(Photo by Keith Gillett/Icon Sportswire)
In what was one of the most endearing trades of all-time, the St. Louis Cardinals sent outfielder Stephen Piscotty to the Oakland A’s last December for Max Schrock and Yairo Munoz. The trade was done primarily to allow Piscotty to live closer to his mother, who passed away from ALS on May 6. It was a touching move, and lead to a very heartwarming moment when Piscotty received a standing ovation in his first game after her passing.
Setting that aside, most have considered Piscotty’s performance this season a disappointment. He’s hitting .249 with a career-low .318 on-base percentage and six home runs. While that’s nothing special, his recent performance has him on the up-swing, and makes him worth a look in 12-team leagues.
June has been a very, very kind month to Piscotty. He is currently sporting a .308/.395/.523 line with three home runs. He has a .392 wOBA and a 155 wRC+. This is coming off a ghastly May that saw the right fielder hit .160 with a 24.1% strikeout rate and just a 5.1% walk rate. It’s certainly plausible that Piscotty’s struggles in May were because his head may not have been completely in the game.
June is the first month that Piscotty has really put together the perfect formula of launch angle and exit velocity. In March/April Piscotty was hitting line drives at a solid 24.1% clip, but only had a 34.2% hard hit rate. In May he posted a 46.4% hard-hit rate – but only hit line drives 14.3% of the time.
Now that June has rolled around, Piscotty is doing his best Goldilocks impression: the formula is juuuuust right. He is sporting a 24% line drive rate and a 42% hard hit rate, a perfect recipe for success.
So Piscotty found his porridge in June, putting together just the right amount of launch angle and exit velocity to have a torrid stretch. The million dollar question, however, is if this type of production is sustainable and if so, what he’s worth in fantasy formats?
Piscotty’s exit velocity sits at 88.3 miles per hour, his highest mark since 2015 but only slightly above the league average of 87.3. In fact, his exit velocity is tied with Ben Gamel and Ben Zobrist, who aren’t exactly lighting the baseball world on fire with the stick this season. He does a better job of barreling the ball up than those two, boasting a 5.3 BRL/PA, which ties him with Trea Turner and Albert Pujols.
While Piscotty has succeeded at barreling the ball up, he is still hitting too many balls on the ground, as seen below.
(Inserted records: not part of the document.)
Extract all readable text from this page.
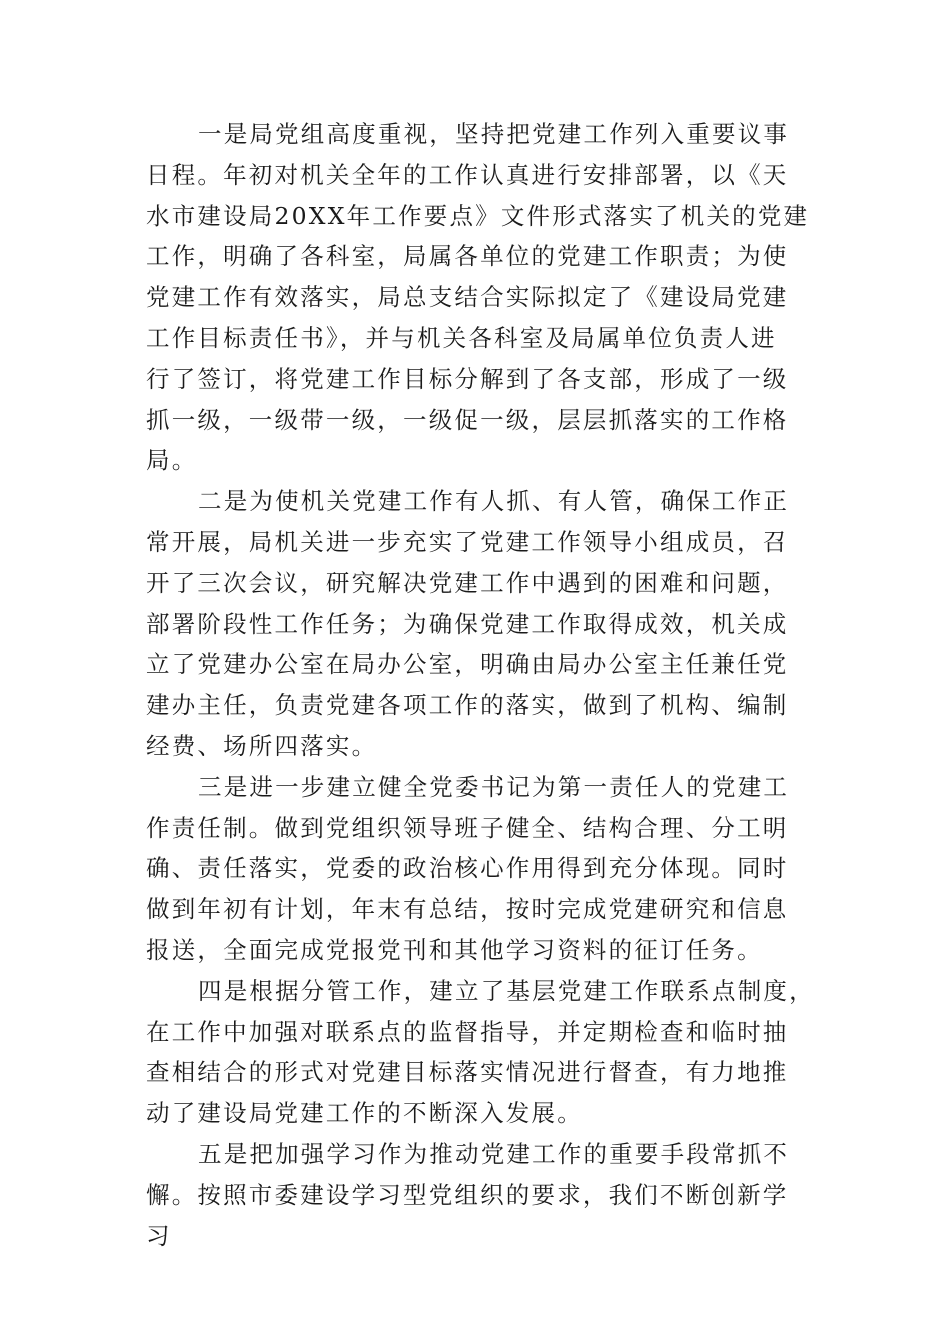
一是局党组高度重视，坚持把党建工作列入重要议事
日程。年初对机关全年的工作认真进行安排部署，以《天
水市建设局20XX年工作要点》文件形式落实了机关的党建
工作，明确了各科室，局属各单位的党建工作职责；为使
党建工作有效落实，局总支结合实际拟定了《建设局党建
工作目标责任书》，并与机关各科室及局属单位负责人进
行了签订，将党建工作目标分解到了各支部，形成了一级
抓一级，一级带一级，一级促一级，层层抓落实的工作格
局。
二是为使机关党建工作有人抓、有人管，确保工作正
常开展，局机关进一步充实了党建工作领导小组成员，召
开了三次会议，研究解决党建工作中遇到的困难和问题，
部署阶段性工作任务；为确保党建工作取得成效，机关成
立了党建办公室在局办公室，明确由局办公室主任兼任党
建办主任，负责党建各项工作的落实，做到了机构、编制
经费、场所四落实。
三是进一步建立健全党委书记为第一责任人的党建工
作责任制。做到党组织领导班子健全、结构合理、分工明
确、责任落实，党委的政治核心作用得到充分体现。同时
做到年初有计划，年末有总结，按时完成党建研究和信息
报送，全面完成党报党刊和其他学习资料的征订任务。
四是根据分管工作，建立了基层党建工作联系点制度，
在工作中加强对联系点的监督指导，并定期检查和临时抽
查相结合的形式对党建目标落实情况进行督查，有力地推
动了建设局党建工作的不断深入发展。
五是把加强学习作为推动党建工作的重要手段常抓不
懈。按照市委建设学习型党组织的要求，我们不断创新学
习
Another concern for Piscotty is his diminishing walk rate. Piscotty walked at a 13% clip last season, a number that is down to 7.9% this season. That is identical to his walk rate in both 2015 and 2016 however, so it’s looking more and more like 2017 was the abberation. Still, Piscotty has the worst o-swing rate (34.7%) and swinging strike rate (12.7%) of his career this season. Unless he can recover some of his plate discipline skills from last season, his OBP will hover around the .320 range. That makes him a tougher sell in OBP formats.
Overall, there’s enough evidence to suggest that Piscotty is at least worth consideration in 12-teamers. He won’t continue to hit .310 all season like he has in June, but he could easily be a .260 hitter going forward, with plenty of line drives. He should finish the year with around 15-18 home runs, although I don’t think he will match his career high of 22 as long as he’s playing in Oakland.
If only it was as simple as wanting to put together the perfect formula of launch angle and exit velocity… As for barrels, its not about barrelling the ball up – I don’t think most people know what barrels actually represent. Barrels is simply a combination of launch angle and exit velocity. You could hit balls on the barrel all day long but if the launch angle isn’t within a range, it won’t get counted as a barrel. Ironically, most guys probably actually miss it a bit to get into the right launch angle range. If he was in fact barreling it up he would have higher exit velocities. I like to think of barrels as a proxy for XBH, which is basically what it is. Given his power and lack of EV, I would wager that he isn’t hitting a lot of balls well – which is what you would probably think a barrel would be. Sounds like he is getting lucky to me on all accounts. Barrels are a lousy way to measure success IMO. Unsustainable luck often coincides with barrels. Greg Polanco was generating a lot of barrels early this season as an example. I am sure the best hitters generate a lot of barrels (as well as every other measurable), but I haven’t seen evidence that they tell you much other than a guy hit some balls well which is going to happen for everyone. Its not immune to SSS and I don’t know that is is predictive of anything. I think we agree on the value of Piscotty, but I like to take shots at barrels when I get the chance as a PSA. There is a lot of confusion about what it represents – baseball people think it means what it doesn’t – it really should ahve a different name because it has nothing to do with barreling the ball. I would call a barrel a piss-rocket right back at the pitchers head, but that wouldn’t be a barrel because the LA is too low. You could also murder a one hopper through the infield off the barrel and that wouldn’t be a barrel either. In the real world barrel is synonymous with high quality contact, without any regard for LA, which is not what the stat represents.
Do you think the Cardinals will take him back?